CULTURES INDUSTRIELLES : DES PLANTES ECONOMIQUES.


Section ii. — De la Chicorée.

La Chicorée sauvage (Cichorium intybus. Lin.; en anglais, Chiccory ; en italien, Cicorea ou Radicchio selvaggio) est une plante vivace et laiteuse de la classe des Synanthérées, Rich, et de la famille des Chicoracées, Cass. Elle croit dans toute l’Europe, le long des chemins et aux lieux peu ou point cultivés. Sa racine est fort longue, simple, pivotante, assez charnue ; la première année, elle ne pousse que des feuilles dites radicales, nombreuses, longues de 6 à 18 pouces, larges de 2 à 4 pouces dans la partie supérieure, plus étroites et roncinées dans le bas, et plus ou moins dentées dans toute leur longueur. Vers le milieu du printemps de la seconde année, il s’élève du centre de ces feuilles une tige cannelée, haute de 3 à 6 pieds, munie de feuilles plus petites que les radicales, rameuse dans la partie supérieure, et portant aux aisselles des petites feuilles raméales des fleurs agglomérées, larges de 15 lignes, le plus souvent d’un bleu d’azur, ou presque blanches dans une variété. Ces fleurs s’épanouissent successivement pendant longtemps chaque malin, et se referment avant midi pour ne plus s’ouvrir. Il leur succède des graines oblongues, anguleuses, surmontées d’une petite couronne scarieuse dentée, et contenues au nombre de 15 à 18 dans un calice commun, duquel il est assez difficile de les extraire.— Depuis bien longtemps la racine et les feuilles de la chicorée sont employées en médecine, comme toniques et dépuratives, pour rétablir l’appétit, etc., etc. — Depuis long temps aussi on la cultive dans les jardins, pour en manger les feuilles en salade lorsqu’elles sont encore jeunes et tendres, sous le nom de petite chicorée, ou, sous celui de barbe de capucin, lorsqu’après avoir arraché des racines et les avoir transplantées dans une cave, les feuilles qu’elles y poussent restent blanches, étiolées et tendres. Nous renvoyons aux livres de jardinage pour la manière de cultiver la chicorée sauvage dans les jardins, afin de ne pas trop alonger cet article, et passons tout de suite à la grande culture.

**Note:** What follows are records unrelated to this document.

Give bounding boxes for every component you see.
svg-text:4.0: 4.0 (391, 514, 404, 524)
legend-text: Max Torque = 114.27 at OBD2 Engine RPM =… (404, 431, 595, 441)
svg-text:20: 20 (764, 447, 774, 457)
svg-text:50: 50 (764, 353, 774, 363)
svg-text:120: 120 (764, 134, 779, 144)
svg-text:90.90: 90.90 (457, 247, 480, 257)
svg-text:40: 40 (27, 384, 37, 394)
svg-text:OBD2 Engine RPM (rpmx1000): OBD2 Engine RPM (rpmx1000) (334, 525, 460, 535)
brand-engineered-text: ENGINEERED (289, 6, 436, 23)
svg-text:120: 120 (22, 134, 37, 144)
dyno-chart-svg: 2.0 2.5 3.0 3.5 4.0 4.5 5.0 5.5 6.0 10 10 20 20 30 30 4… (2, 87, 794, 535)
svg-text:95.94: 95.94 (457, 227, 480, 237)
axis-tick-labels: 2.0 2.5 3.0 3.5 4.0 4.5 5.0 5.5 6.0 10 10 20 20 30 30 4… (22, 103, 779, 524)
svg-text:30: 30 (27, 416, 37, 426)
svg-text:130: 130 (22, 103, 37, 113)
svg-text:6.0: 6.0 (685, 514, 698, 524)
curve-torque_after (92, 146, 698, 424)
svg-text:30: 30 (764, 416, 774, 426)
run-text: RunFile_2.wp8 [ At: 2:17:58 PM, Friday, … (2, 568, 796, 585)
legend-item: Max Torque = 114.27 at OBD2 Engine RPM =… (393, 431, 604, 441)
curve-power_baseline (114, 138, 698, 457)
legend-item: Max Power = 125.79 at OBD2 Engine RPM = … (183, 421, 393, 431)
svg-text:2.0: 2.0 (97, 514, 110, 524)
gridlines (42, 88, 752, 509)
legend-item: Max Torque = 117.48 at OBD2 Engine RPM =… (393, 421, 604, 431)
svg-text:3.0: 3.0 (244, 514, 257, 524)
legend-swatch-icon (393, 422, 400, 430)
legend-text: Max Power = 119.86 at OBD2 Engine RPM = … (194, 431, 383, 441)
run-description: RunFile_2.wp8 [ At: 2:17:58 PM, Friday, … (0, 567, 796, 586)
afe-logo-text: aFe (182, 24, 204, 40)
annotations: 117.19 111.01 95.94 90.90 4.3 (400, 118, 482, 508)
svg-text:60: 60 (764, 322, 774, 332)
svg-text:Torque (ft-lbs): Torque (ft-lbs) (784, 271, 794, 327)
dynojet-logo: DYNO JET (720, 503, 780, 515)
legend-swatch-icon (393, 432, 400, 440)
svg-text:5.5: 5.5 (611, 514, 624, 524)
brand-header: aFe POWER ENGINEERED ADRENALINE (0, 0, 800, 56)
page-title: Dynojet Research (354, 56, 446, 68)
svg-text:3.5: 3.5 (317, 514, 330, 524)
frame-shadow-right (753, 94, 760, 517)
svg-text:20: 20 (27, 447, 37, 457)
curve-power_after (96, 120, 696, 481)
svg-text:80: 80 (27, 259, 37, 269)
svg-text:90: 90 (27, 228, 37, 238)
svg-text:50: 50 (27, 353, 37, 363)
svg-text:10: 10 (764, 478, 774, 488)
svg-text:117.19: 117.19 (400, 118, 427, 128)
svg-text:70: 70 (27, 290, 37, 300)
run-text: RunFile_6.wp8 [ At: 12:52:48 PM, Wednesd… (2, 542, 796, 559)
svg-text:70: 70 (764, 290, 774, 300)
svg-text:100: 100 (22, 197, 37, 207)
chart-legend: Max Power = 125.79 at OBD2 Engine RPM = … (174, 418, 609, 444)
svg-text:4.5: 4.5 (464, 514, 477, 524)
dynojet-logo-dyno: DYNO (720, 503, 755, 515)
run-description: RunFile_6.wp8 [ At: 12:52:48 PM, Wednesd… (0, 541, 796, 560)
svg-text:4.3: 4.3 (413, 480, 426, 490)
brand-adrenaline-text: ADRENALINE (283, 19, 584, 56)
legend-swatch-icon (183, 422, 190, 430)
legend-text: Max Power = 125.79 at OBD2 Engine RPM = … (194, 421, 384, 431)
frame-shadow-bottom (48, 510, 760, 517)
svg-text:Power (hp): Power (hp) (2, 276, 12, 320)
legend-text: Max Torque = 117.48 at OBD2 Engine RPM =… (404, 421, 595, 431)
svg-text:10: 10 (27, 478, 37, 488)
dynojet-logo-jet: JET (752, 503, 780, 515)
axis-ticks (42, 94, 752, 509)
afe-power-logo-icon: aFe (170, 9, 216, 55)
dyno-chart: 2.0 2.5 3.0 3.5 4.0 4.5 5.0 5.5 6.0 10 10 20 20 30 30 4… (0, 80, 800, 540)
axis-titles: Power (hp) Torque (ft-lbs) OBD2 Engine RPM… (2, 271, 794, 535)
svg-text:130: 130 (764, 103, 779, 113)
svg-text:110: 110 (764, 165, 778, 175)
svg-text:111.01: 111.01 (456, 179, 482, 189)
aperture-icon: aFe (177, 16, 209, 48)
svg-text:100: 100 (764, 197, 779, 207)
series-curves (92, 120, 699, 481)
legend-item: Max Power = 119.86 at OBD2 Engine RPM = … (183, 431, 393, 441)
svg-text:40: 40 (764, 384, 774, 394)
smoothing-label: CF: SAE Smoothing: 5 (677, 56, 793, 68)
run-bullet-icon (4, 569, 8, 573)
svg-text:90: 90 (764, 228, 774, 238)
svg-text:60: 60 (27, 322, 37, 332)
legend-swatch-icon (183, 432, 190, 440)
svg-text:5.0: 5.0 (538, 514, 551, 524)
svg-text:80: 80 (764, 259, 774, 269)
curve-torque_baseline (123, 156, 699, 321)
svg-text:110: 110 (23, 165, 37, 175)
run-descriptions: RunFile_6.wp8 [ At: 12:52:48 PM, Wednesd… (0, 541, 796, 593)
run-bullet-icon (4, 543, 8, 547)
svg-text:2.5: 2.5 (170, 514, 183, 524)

Culture de la chicorée sauvage comme plante fourragère. On doit à Cretté de Palluel l’introduction de la culture en grand de la chicorée sauvage aux environs de Paris. Il la semait au printemps à la volée avec de l’avoine, sur deux labours en terre forte et sur un seul labour en terre légère. On dit que les Anglais la sèment en rayons pour pouvoir la sarcler, mais nous croyons qu’il vaut mieux la semer à la volée, et de manière à ce que les pieds se trouvent à 2 ou 3 pouces les uns des autres, afin que les feuilles couvrent promptement toute la terre, et s’opposent à la croissance des mauvaises herbes ; il en résulte aussi que toutes les feuilles se soutiennent droites mutuellement, et qu’il est plus aisé de les faucher. Les semis d’automne réussissent très-bien, mais une partie des pieds tend à monter en graines le printemps suivant, avant que les racines aient pris une grande dimension, et la récolte des feuilles est moins considérable. Il vaut donc toujours mieux semer au printemps, parce qu’on pourra faire deux ou trois récoltes de feuilles depuis la mi-juillet jusqu’à l’hiver, et quatre ou cinq récoltes l’année suivante.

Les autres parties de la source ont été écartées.